Vergleich Marktlohnsatz & Reservationslohn
Die Entscheidung des Individuums wie viel Arbeit es anbietet oder gar ob er Arbeit anbietet wird mit folgendem Vergleich zwischen Marktlohnsatz (W) und Reservationslohn (WR)verdeutlicht.
Der Marktlohnsatz ist hier exogen bestimmt und beinhaltet Schulbildung, Berufserfahrung und die regional und berufliche Arbeitsmarktsituation, diese werden im Zeilenvektor XM zusammengefasst. Das Individuum wird mit i definiert und ß ist der Spaltenvektor der den Koeffizienten des Einflusses der einzelnen XM auf W wieder spiegelt. Folglich kann der Marktlohnsatz Wi so benannt werden:
Wi = XMi * ß
Es wird unterstellt das das Individuum seine Zeit nutzen maximal verteilt. Es verkauft seine Zeit auf dem Arbeitsmarkt oder konsumiert sie selber als Freizeit, Hausarbeit, Kindererziehung oder Bildung.[1]

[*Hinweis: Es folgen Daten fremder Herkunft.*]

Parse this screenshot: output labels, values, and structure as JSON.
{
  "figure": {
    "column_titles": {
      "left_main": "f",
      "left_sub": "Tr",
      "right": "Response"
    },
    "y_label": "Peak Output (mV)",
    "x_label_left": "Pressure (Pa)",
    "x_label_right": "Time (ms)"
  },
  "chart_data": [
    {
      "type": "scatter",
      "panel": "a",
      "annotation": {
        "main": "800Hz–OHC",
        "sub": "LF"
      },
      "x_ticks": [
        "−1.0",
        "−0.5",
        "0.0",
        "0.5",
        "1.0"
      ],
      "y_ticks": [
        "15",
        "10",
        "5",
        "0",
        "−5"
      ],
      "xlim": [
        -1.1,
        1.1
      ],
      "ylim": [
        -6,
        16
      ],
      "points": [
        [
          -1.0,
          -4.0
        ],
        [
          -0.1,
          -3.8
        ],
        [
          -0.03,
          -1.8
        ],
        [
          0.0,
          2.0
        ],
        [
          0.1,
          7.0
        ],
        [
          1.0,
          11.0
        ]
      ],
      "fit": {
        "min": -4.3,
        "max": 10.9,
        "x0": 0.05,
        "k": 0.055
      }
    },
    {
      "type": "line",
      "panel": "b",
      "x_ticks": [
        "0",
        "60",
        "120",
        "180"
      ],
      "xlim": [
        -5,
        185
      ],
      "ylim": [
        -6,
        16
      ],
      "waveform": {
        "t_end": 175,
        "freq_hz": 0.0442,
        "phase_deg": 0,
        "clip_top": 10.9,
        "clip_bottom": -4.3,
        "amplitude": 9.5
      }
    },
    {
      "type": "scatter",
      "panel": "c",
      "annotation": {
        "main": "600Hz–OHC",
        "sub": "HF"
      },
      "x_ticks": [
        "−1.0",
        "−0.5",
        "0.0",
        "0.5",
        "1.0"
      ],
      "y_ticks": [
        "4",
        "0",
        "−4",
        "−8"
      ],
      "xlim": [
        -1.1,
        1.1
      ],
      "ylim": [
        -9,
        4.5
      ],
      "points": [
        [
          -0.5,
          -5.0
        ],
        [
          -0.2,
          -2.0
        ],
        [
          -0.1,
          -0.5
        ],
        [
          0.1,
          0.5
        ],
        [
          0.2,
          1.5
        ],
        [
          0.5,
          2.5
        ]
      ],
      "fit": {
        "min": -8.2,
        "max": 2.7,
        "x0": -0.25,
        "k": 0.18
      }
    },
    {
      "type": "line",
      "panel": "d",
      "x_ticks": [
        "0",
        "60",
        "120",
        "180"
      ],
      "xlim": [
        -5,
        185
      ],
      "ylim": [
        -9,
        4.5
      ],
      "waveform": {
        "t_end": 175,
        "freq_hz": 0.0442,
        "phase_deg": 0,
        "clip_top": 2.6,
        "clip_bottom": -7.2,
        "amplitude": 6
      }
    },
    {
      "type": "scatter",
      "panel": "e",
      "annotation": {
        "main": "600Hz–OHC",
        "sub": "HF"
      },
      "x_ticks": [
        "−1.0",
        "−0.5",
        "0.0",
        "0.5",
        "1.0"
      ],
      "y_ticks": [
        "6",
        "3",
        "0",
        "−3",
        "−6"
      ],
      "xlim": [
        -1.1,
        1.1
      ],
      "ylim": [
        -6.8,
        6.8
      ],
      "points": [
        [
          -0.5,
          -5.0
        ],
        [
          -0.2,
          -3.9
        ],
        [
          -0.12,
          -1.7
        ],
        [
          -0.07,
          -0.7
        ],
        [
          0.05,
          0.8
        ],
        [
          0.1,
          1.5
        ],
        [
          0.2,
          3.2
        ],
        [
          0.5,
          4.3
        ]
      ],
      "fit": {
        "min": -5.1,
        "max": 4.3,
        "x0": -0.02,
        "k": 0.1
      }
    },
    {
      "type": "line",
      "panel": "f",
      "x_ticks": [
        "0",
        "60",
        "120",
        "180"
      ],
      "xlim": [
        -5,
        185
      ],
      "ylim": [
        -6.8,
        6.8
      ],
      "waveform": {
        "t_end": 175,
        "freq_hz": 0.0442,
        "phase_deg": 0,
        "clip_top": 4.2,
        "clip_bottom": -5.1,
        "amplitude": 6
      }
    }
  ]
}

Somit ordnet das Individuum jeder dieser beiden Zeitverteilung einen bestimmten Wert zu, für die Zeit auf der Arbeit ist des der Marktlohnsatz (W) und für die Nicht-Arbeitszeit sind des die Opportunitätskosten der Arbeit, d.h. ist der Wert aus dem Nutzen dieser Zeit z.B. der Freizeit.
Das Individuum vergleicht nun den Wert einer Arbeitsstunde mit dem Wert einer Nicht-Arbeitsstunde und entscheiden ob es überhaupt arbeitet oder eine Stunde mehr arbeitet, dies wird es nur tun wenn der Marktlohnsatz höher ist als der Wert der Nicht-Arbeitszeit.
Folglich ist der Reservationslohn nun ab der Höhe des Wertes der Nicht-Arbeitszeit, ab da es sich nicht lohnt mehr bzw. überhaupt arbeiten zu gehen, d.h. ab wie viel € bietet das Individuum seine Arbeit an und verzichtet somit auf seine Freizeit. So lässt sich analog zum Marktlohnsatz der Reservationslohn wie folgt benannt werden[2]:
WiR = XRi * ßR
Die Bedingung das das Individuum nun Arbeit anbietet ist nun:
Wi 〉 WiR
Oder es werden noch die individuell Arbeitsstunden mit Hi definiert, dann ergibt sich folgende Entscheidungssituationen:
Hi = 0 für Wi ≤ WiR
d.h. das Individuum bietet keine Arbeitsstunde an, wenn der Marktlohnsatz kleiner oder auch gleich dem Reservationslohnsatz entspricht.
Hi 〉0 für Wi 〉WiR
d.h. das Individuum stellt seine Zeit für Arbeit zu Verfügung, wenn der Marktlohnsatz größer ist als der Reservationslohn.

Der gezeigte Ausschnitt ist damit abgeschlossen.